Advancing Agricultural Decision-Making with A Multi-Dimensional Evaluation of Large Language Models for Sustainable Pest Management

Shanglong Yang, Zhipeng Yuan, Shunbao Li, Ruoling Peng, Kang Liu, Po Yang

Published: 2024, Last Modified: 23 Jun 2025INDIN 2024EveryoneRevisionsBibTeXCC BY-SA 4.0

Abstract: In the rapidly evolving field of artificial intelligence, large language models (LLMs) have attracted much attention from researchers in various fields due to their unexpected text generation and comprehension capabilities. However, the applications of LLMs for sustainable pest management are under-explored due to the heavy reliance on specialized expert knowledge. In addition, evaluating the quality of LLMs' content is another technological challenge for applying LLMs in sustainable pest management.

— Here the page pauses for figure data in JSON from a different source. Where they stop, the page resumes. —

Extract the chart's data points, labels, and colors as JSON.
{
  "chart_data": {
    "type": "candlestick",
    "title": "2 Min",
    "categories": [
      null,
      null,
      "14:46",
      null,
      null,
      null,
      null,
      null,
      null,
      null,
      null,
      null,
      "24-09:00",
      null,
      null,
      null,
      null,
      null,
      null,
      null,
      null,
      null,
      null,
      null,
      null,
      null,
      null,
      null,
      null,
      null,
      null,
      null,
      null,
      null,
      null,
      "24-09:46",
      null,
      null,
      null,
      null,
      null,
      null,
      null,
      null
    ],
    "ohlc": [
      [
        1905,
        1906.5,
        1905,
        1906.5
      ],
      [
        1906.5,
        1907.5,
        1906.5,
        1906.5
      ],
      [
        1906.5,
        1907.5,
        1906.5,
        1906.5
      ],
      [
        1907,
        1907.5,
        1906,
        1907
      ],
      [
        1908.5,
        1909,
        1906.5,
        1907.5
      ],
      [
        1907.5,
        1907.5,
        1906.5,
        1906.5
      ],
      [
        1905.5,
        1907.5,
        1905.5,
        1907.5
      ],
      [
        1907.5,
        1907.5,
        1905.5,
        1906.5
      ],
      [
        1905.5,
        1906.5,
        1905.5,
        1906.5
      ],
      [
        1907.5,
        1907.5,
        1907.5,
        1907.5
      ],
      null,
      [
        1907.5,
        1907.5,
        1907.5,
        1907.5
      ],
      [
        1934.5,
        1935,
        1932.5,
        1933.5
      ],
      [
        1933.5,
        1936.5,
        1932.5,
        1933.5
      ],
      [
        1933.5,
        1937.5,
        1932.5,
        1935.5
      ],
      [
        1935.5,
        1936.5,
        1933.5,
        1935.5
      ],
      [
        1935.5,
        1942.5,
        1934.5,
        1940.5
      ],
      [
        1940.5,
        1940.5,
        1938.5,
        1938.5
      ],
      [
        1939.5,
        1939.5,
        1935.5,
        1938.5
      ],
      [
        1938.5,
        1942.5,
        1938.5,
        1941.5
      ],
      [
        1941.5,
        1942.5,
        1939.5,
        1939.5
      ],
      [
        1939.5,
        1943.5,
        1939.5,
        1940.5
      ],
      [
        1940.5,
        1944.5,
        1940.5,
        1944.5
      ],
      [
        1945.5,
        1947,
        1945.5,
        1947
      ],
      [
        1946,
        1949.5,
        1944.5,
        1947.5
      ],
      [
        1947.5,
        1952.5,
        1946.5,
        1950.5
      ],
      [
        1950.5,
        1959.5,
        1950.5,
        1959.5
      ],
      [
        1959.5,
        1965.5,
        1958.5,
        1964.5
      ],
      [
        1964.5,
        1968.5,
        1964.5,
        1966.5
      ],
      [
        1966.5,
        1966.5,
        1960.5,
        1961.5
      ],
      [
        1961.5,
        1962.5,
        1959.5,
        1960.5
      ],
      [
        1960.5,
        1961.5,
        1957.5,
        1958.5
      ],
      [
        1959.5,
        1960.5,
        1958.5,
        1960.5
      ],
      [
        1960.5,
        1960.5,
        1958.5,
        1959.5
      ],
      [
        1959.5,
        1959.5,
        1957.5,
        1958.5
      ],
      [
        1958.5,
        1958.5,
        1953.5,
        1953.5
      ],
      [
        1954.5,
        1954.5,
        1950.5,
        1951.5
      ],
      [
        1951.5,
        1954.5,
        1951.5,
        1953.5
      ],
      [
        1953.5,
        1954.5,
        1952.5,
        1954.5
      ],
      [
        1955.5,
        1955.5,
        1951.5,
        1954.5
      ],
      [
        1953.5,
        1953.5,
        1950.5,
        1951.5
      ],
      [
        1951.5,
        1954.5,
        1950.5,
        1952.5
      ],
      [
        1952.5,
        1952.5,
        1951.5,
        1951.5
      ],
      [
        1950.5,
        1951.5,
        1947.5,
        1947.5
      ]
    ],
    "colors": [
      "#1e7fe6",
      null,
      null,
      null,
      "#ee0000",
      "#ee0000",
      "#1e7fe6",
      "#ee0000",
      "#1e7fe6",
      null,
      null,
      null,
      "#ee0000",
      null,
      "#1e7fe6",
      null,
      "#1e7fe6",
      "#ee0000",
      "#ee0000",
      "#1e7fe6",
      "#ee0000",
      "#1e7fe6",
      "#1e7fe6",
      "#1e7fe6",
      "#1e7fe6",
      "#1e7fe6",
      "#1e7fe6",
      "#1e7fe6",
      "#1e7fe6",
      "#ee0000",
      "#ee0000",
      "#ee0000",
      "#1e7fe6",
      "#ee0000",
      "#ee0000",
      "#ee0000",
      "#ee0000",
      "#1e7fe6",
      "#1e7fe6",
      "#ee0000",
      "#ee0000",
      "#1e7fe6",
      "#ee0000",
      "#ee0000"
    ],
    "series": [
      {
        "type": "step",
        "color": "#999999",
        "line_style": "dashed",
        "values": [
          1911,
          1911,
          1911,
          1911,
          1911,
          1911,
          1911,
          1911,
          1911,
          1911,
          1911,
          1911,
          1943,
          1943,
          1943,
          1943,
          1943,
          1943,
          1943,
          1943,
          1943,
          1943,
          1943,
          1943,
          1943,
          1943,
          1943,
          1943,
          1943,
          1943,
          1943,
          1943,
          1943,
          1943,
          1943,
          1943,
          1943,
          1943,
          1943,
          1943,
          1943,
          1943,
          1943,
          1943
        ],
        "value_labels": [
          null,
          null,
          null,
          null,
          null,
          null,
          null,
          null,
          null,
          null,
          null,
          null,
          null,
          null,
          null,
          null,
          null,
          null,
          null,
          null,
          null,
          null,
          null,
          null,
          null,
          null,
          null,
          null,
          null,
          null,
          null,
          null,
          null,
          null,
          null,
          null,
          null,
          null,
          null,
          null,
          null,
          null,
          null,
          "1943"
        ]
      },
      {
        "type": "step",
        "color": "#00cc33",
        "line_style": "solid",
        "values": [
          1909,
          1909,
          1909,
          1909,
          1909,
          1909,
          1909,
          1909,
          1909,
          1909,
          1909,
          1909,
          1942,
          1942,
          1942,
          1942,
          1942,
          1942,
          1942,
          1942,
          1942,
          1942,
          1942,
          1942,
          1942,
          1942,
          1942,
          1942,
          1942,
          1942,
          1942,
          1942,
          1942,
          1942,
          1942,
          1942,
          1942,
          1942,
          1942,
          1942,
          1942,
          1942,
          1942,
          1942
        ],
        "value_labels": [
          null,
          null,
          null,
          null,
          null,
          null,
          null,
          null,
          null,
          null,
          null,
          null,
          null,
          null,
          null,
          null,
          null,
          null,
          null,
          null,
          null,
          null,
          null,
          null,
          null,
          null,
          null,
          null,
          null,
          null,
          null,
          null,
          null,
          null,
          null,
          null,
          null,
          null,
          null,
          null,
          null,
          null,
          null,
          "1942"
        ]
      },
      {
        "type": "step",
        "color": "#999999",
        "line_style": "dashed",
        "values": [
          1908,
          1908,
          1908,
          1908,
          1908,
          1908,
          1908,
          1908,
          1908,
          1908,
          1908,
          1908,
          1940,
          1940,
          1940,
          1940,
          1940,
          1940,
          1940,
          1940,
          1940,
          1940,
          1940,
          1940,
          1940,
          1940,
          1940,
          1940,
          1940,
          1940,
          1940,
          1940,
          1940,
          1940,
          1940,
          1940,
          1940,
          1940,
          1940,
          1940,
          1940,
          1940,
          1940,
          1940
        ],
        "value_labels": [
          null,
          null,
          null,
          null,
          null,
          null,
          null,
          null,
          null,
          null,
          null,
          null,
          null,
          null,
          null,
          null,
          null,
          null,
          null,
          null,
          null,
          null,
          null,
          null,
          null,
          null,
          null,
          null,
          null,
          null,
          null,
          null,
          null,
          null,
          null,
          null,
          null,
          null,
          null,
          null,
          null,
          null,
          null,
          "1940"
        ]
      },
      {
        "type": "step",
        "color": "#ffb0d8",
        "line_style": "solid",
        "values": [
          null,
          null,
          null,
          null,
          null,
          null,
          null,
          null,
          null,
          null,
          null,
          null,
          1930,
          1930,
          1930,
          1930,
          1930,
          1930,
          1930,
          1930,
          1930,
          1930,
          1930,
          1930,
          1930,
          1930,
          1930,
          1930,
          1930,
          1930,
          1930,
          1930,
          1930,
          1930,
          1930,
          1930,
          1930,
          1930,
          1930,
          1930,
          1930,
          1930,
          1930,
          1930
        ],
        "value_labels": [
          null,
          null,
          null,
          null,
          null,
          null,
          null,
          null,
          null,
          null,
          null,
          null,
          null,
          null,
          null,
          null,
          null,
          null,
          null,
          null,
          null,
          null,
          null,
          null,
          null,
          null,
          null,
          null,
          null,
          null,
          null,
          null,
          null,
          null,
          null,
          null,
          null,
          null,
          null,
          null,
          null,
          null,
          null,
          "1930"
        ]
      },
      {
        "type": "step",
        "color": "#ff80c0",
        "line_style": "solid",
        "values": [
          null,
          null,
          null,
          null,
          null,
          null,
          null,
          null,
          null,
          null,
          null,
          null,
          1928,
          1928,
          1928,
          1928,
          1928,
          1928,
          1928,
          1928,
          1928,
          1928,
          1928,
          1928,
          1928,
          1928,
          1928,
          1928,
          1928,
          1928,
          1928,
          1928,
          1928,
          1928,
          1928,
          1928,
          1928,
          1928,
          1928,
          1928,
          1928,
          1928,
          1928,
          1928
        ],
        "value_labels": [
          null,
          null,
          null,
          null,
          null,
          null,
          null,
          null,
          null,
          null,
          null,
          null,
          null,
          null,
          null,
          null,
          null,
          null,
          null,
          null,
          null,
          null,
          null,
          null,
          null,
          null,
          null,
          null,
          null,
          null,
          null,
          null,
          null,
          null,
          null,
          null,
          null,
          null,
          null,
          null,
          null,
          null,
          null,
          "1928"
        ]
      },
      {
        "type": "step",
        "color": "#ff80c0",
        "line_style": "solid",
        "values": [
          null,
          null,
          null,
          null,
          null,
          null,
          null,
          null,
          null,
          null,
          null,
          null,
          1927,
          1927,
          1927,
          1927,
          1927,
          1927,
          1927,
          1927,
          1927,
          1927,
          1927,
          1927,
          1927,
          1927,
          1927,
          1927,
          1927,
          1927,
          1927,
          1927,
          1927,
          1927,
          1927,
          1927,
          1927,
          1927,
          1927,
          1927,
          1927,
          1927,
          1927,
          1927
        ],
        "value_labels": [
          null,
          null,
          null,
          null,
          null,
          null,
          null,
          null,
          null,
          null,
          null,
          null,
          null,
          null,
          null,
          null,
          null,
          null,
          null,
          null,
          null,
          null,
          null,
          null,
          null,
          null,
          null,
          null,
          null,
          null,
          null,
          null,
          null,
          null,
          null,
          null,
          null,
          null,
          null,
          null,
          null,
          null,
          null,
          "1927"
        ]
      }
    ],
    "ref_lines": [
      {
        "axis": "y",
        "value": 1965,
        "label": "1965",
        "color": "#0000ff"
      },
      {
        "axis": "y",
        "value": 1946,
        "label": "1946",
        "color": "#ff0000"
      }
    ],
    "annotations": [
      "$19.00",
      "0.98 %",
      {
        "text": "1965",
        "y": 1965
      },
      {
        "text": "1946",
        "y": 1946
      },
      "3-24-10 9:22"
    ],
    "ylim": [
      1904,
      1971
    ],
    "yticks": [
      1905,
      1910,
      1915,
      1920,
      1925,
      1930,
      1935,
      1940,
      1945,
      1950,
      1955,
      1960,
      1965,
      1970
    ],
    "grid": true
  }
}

Therefore, we propose an instruction-based prompting method that integrates pest expert knowledge into the prompt, equipping LLMs with the necessary context to generate more accurate and relevant pest management advice. Furthermore, we propose an LLM-based evaluation framework to score the generated content on Coherence, Logical Consistency, Fluency, Relevance, Comprehension, and Exhaustion. Additionally, we integrate an Expert System based on crop threshold data as a baseline to obtain scores for Accuracy on whether pests found in crop fields should take management action. Each model's score is weighted by percentage to get a final score. The results show that GPT-3.5 and GPT-4 outperform the FLAN models in most evaluation dimensions. Furthermore, while using instruction-based prompting containing domain-specific knowledge outperforms other prompting methods with an accuracy of 72%, ongoing refinements and assessments of end-user satisfaction are essential to enhance the LLMs' effectiveness and practical helpfulness in providing pest management advice.